Thousands of Afghan dignitaries and elders are due to convene in a giant tent in the capital Kabul Thursday to debate the fate of U.S. forces after a 2014 drawdown of a multinational NATO force.

Kerry also stressed there was never any talk about the U.S. issuing an apology to Afghanistan for events over the past 12 years, since the U.S. invasion toppled the Islamist Taliban militants.

“Let me be clear, President Karzai didn’t ask for an apology, there was no discussion of an apology, it’s just not even on the table,” Kerry said.

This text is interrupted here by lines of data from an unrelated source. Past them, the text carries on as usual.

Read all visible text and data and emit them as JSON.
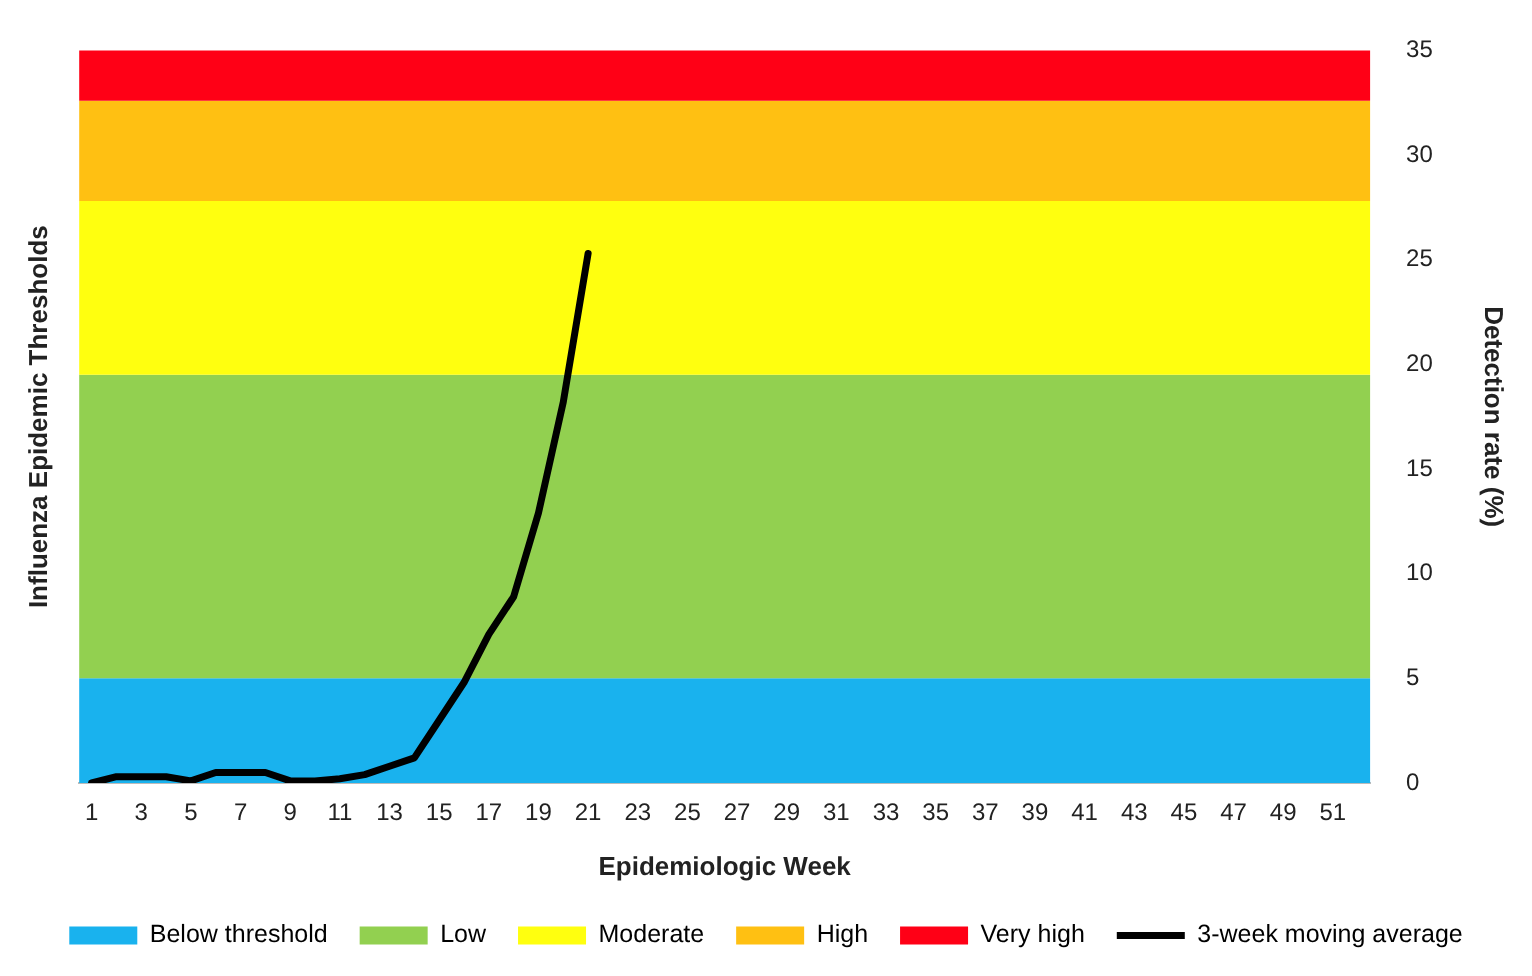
{
  "chart_data": {
    "type": "line",
    "xlabel": "Epidemiologic Week",
    "ylabel": "Influenza Epidemic Thresholds",
    "y2label": "Detection rate (%)",
    "x": [
      1,
      2,
      3,
      4,
      5,
      6,
      7,
      8,
      9,
      10,
      11,
      12,
      13,
      14,
      15,
      16,
      17,
      18,
      19,
      20,
      21
    ],
    "xlim": [
      0.5,
      52.5
    ],
    "xticks": [
      1,
      3,
      5,
      7,
      9,
      11,
      13,
      15,
      17,
      19,
      21,
      23,
      25,
      27,
      29,
      31,
      33,
      35,
      37,
      39,
      41,
      43,
      45,
      47,
      49,
      51
    ],
    "series": [
      {
        "name": "3-week moving average",
        "color": "#000000",
        "axis": "y2",
        "values": [
          0,
          0.3,
          0.3,
          0.3,
          0.1,
          0.5,
          0.5,
          0.5,
          0.1,
          0.1,
          0.2,
          0.4,
          0.8,
          1.2,
          3.0,
          4.8,
          7.1,
          8.9,
          12.9,
          18.2,
          25.3
        ]
      }
    ],
    "y2lim": [
      0,
      35
    ],
    "y2ticks": [
      0,
      5,
      10,
      15,
      20,
      25,
      30,
      35
    ],
    "bands": [
      {
        "axis": "y2",
        "from": 0,
        "to": 5,
        "label": "Below threshold",
        "color": "#19b2ee"
      },
      {
        "axis": "y2",
        "from": 5,
        "to": 19.5,
        "label": "Low",
        "color": "#92d050"
      },
      {
        "axis": "y2",
        "from": 19.5,
        "to": 27.8,
        "label": "Moderate",
        "color": "#ffff0f"
      },
      {
        "axis": "y2",
        "from": 27.8,
        "to": 32.6,
        "label": "High",
        "color": "#ffc012"
      },
      {
        "axis": "y2",
        "from": 32.6,
        "to": 35,
        "label": "Very high",
        "color": "#ff0016"
      }
    ],
    "grid": false,
    "legend": "bottom",
    "marker": "none",
    "line_style": "solid"
  }
}
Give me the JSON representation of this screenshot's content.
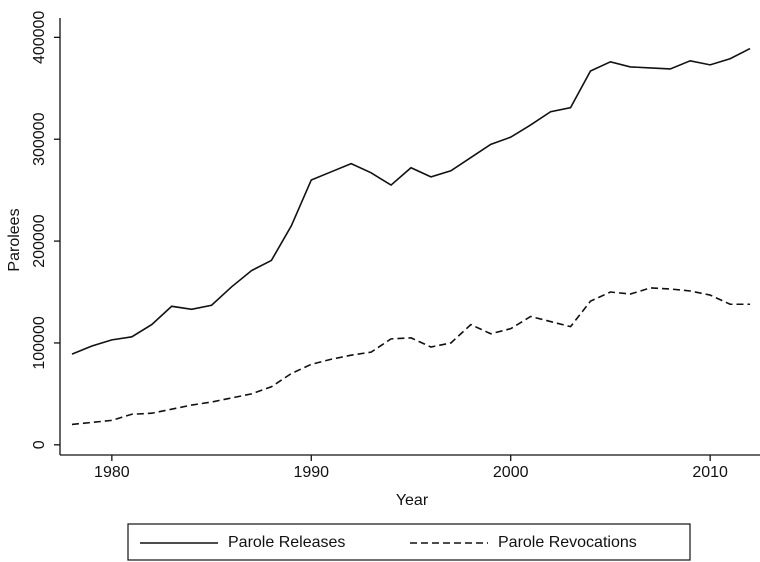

“What we’ve been talking about are the terms of the BSA itself which provide the outline of the structure, the process by which ISAF, the international forces, the United States forces themselves, would be engaged going forward,” Kerry told reporters at a news conference after bilateral talks with his Australian counterpart Julie Bishop, and the two nations’ defense secretaries.

Efforts to finalize the pact stalled Tuesday amid disagreement over whether U.S. President Barack Obama had agreed to issue a letter acknowledging mistakes made during the 12-year Afghan war.

The Afghan government said it had received assurances that an Obama letter would be provided this week to the grand council of Afghan elders, known as a Loya Jirga.